One of the major contributions of this book is that Gawande manages to reframe end-of-life issues outside the normal, puerile terms of debate. He does not concentrate on the financial costs of heroic, high-tech treatments that only marginally extend life expectancy, though those costs are extensive. Nor does he engage directly with those calling for, or decrying, various forms of “rationing.” Rather, Gawande quite rightly shows how for the vast majority of us the real issue is entirely different: just how—in the face of a health care delivery system acculturated to and profiting from the overtreatment of its sickest, most vulnerable patients—do we and our loved ones get through to the end of life while avoiding painful, expensive, futile care we don’t want.

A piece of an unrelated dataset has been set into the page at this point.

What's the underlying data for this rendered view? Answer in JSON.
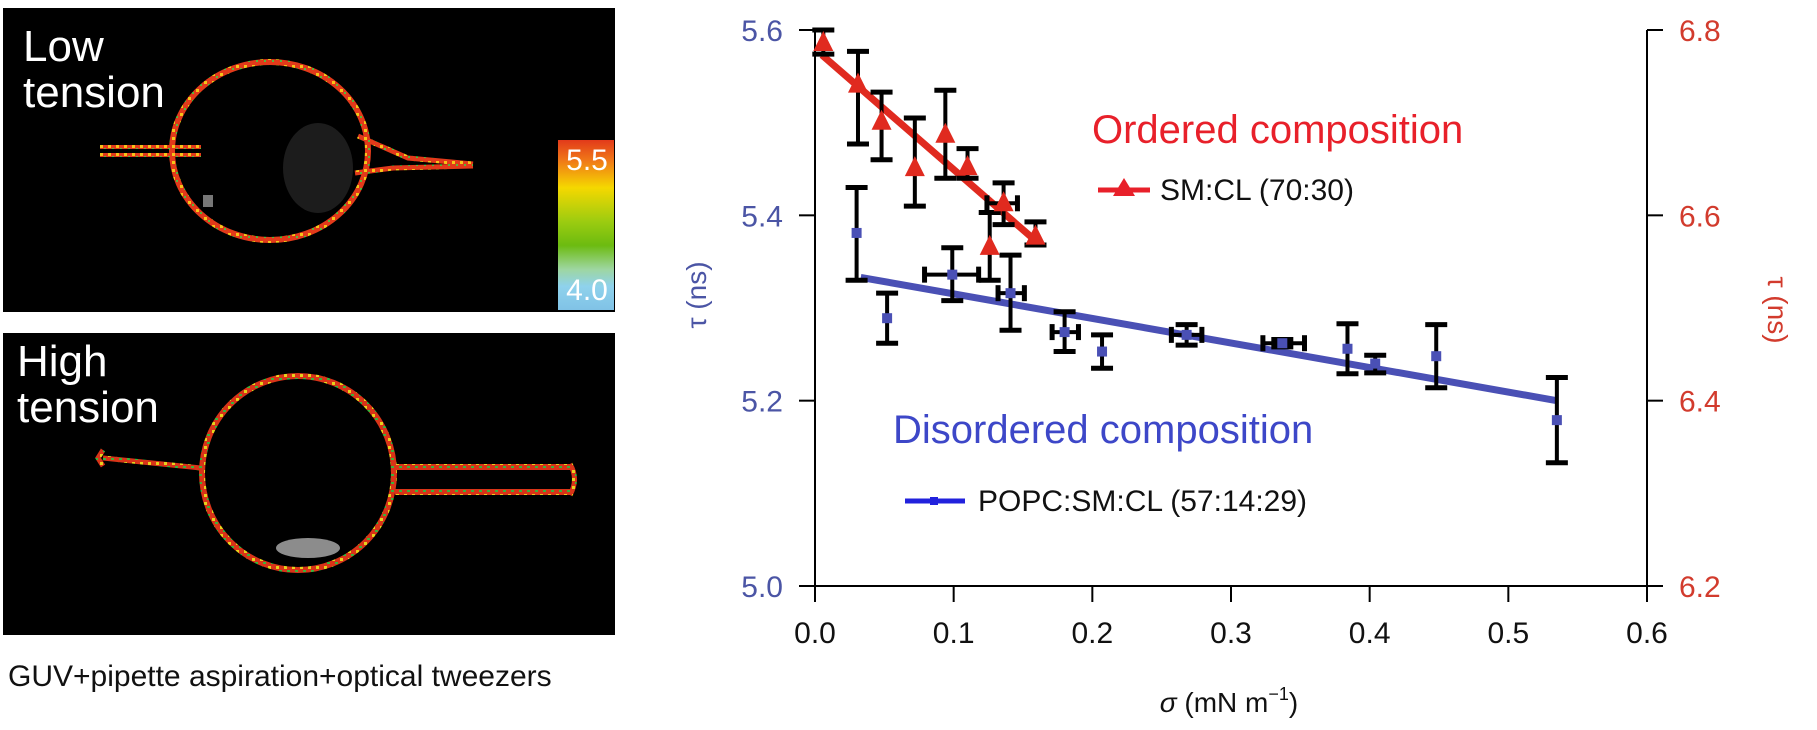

There remain deeper issues with which he barely grapples, such as how to distinguish coherently in all cases between suicide and a right to decline treatments that might keep us alive but with an unacceptable loss of what makes life worth living. But Gawande makes clear that we cannot use the difficulty of those discussions as an excuse for continuing to avoid dealing with a subject that increasingly threatens not only our individual lives and the lives of those we hold most dear, but the quality of American life as a whole.